Why do we mourn?
Last night the Michael Jackson funeral was being rebroadcast. Halfway through an ep of Dexter my mother asked me to come outside to watch a few vids of MJ dancing and singing (and honestly, it was the first real concert video I'd seen of him. Wasn't impressed). I listened to a bit of the celebrity 'acts' and a few statements, very touching, very poignant and very thought-provoking.
In a time like this, his death inspired world-wide grieving. People's lives were stopped as they took the time to watch the funeral. But what I couldn't figure out was why, from an evolutionary perspective, we mourn. From a social, humanistic, 'realist' perspective, mourning a loved one just seems a natural and intuitive response to death. But could evolution, and evolutionary psychology, explain the phenomena of mourning?
From a simplistic perspective, evolution is all about survival of the fittest. Many social conventions, in the Middle Ages of admiring and lusting for the corpulent to the contemporary age of rake-thin love, these can be attributed to some evolutionary need to pass on our genes. So why is it then that we mourn? Death is such an instrinsic part of survival. You survive because someone else dies. If someone dies then they are weak - unable to produce more offspring.
In terms of utility, it serves no good to cry and feel melancholy about someone's death, especially when considered on such a widespread scale as MJ's death. Why is it that we suddenly admire the work of the dead (such as his music suddenly skyrocketing in sales) and spurn people who mock the dead ("too soon"; Chaser's Eulogy song)? Suddenly, when someone dies, all the jokes we made of them seem less politically correct - no more kiddie jokes. People say "if you made a joke about MJ and paedophilia you shouldn't be mourning because you're being a fake fucker".
MJ's death would signify his weakness (from an evolutionary perspective), so surely the art he produced wouldn't be admired.... but would be shunned? We would want to imitate the art of the strong so that we ourselves may be strong. It's an interesting paradox, or at least a conundrum that evolution never really answers. I've never been gone to go for the whole evolution being the key to our existence (what with being both a humanist and a solipsist and irrationalist).
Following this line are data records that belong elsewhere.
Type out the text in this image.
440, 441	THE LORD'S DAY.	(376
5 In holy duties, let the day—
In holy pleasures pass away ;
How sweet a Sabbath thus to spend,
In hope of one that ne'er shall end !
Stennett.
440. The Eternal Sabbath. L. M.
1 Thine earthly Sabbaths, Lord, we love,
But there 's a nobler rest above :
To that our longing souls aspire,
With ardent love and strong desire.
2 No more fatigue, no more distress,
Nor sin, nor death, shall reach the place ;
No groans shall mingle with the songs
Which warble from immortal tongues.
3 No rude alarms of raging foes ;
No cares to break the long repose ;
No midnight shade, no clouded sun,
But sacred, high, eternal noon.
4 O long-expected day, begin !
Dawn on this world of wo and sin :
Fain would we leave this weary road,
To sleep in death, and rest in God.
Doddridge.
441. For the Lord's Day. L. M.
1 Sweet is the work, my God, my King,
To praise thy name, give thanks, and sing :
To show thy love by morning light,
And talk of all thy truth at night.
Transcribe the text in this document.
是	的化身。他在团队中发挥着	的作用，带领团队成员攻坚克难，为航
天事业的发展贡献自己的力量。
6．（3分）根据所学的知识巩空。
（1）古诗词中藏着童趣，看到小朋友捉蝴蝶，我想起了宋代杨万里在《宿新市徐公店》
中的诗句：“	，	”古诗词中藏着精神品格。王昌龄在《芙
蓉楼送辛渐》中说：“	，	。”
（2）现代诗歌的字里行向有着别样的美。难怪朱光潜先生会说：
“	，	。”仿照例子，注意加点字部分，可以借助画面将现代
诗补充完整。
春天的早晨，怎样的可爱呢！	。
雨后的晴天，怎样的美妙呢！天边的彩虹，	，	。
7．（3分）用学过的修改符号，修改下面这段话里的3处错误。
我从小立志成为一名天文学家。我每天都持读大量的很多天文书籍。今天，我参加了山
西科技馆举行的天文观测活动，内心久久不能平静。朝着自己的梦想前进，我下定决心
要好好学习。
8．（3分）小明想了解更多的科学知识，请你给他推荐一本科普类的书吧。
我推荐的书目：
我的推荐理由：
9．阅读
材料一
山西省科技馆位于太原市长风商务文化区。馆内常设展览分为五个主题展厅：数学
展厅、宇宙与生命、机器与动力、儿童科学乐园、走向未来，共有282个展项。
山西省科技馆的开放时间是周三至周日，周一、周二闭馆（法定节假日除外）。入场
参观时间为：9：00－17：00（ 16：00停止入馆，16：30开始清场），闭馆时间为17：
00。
Of course all my objections rely on a very simplistic view of evolution. A more complex one could argue that mourning is an act that signifies our recognition of a person's strength as a genetic figurehead. One could argue that the strongest form of power would be one where you could affect others even through death. Therefore mourning is a function where we succumb ourselves willingly in recognition - others will observe how we have mourned them and will accordingly imitate they who died in order to achieve the same kind of power through mourning.
But as in all cases of these meta-complexities, one has to ask how it happens in the first instance? Which came first, the mourning or the recognition of the power of mourning? This will still pose the same question to evolution proponents - how does the function of mourning fit in??